传送门:https://www.luogu.org/problemnew/show/P1373
定义状态是:\(f[i][j][h][0..1]\)表示在\([i,j]\)两个人相差为h,让某一个人走的方案数。(0表示小a,1表示uim)。
我们让小a走,那么状态转移方程就是\(f[i][j][h][0]=f[i][j][h][0]+f[i-1][j][(h-a[i][j]+k)mod \ k][1]+f[i][j-1][(h-a[i][j]+k)mod \ k][1]\)这里防止状态里面出现负数,就加模取模,这里的意思就是小a的状态必须是由先让uim走来的,那么这样原来的差距更小。

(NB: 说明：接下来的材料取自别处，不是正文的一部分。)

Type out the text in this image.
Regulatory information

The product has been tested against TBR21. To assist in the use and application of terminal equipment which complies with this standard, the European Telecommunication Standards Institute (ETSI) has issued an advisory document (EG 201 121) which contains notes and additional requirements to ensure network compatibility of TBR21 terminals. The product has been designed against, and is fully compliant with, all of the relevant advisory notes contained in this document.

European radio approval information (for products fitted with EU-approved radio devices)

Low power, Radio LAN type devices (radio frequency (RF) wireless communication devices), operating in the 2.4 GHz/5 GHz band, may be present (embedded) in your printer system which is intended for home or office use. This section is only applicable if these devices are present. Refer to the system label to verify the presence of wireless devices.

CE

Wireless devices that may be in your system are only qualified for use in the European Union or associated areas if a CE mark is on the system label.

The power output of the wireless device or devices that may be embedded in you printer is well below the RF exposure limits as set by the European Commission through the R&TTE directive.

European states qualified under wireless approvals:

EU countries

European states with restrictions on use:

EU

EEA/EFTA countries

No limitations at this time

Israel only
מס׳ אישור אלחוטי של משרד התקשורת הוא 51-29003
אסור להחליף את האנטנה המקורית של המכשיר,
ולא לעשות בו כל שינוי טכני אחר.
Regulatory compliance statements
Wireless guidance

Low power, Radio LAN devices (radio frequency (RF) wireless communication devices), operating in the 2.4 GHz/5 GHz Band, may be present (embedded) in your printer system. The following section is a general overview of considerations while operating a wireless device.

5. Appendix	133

同理:\(f[i][j][h][1]=f[i][j][h][1]+f[i-1][j][(h+a[i][j])mod \ k][0]+f[i][j-1][(h+a[i][j]) mod \ k][0]\),也就是前一个人走。
#include <bits/stdc++.h>
#define ll long long
#define ms(a, b) memset(a, b, sizeof(a))
#define inf 0x3f3f3f3f
#define mod 1000000007
#define N 805
using namespace std;
template <typename T>
inline void read(T &x) {
x = 0; T fl = 1;
char ch = 0;
while (ch < '0' || ch > '9') {
if (ch == '-') fl = -1;
ch = getchar();
}
while (ch >= '0' && ch <= '9') {
x = (x << 1) + (x << 3) + (ch ^ 48);
ch = getchar();
}
x *= fl;
}
int n, m, k;
int a[N][N];
int f[N][N][20][2];
int main() {
read(n); read(m); read(k);
++ k;
for (int i = 1; i <= n; i ++) {
for (int j = 1; j <= m; j ++) {
read(a[i][j]);
f[i][j][a[i][j] % k][0] = 1;
}
}
for (int i = 1; i <= n; i ++) {
for (int j = 1; j <= m; j ++) {
for (int h = 0; h <= k; h ++) {
f[i][j][h][0] = (f[i][j][h][0] + f[i - 1][j][(h - a[i][j] + k) % k][1] + f[i][j - 1][(h - a[i][j] + k) % k][1]) % mod;
f[i][j][h][1] = (f[i][j][h][1] + f[i - 1][j][(h + a[i][j]) % k][0] + f[i][j - 1][(h + a[i][j]) % k][0]) % mod;
}
}
}
int ans = 0;
for (int i = 1; i <= n; i ++) {
for (int j = 1; j <= m; j ++) {
ans = (ans + f[i][j][0][1]) % mod;
}
}
printf("%d\n", ans);
return 0;
}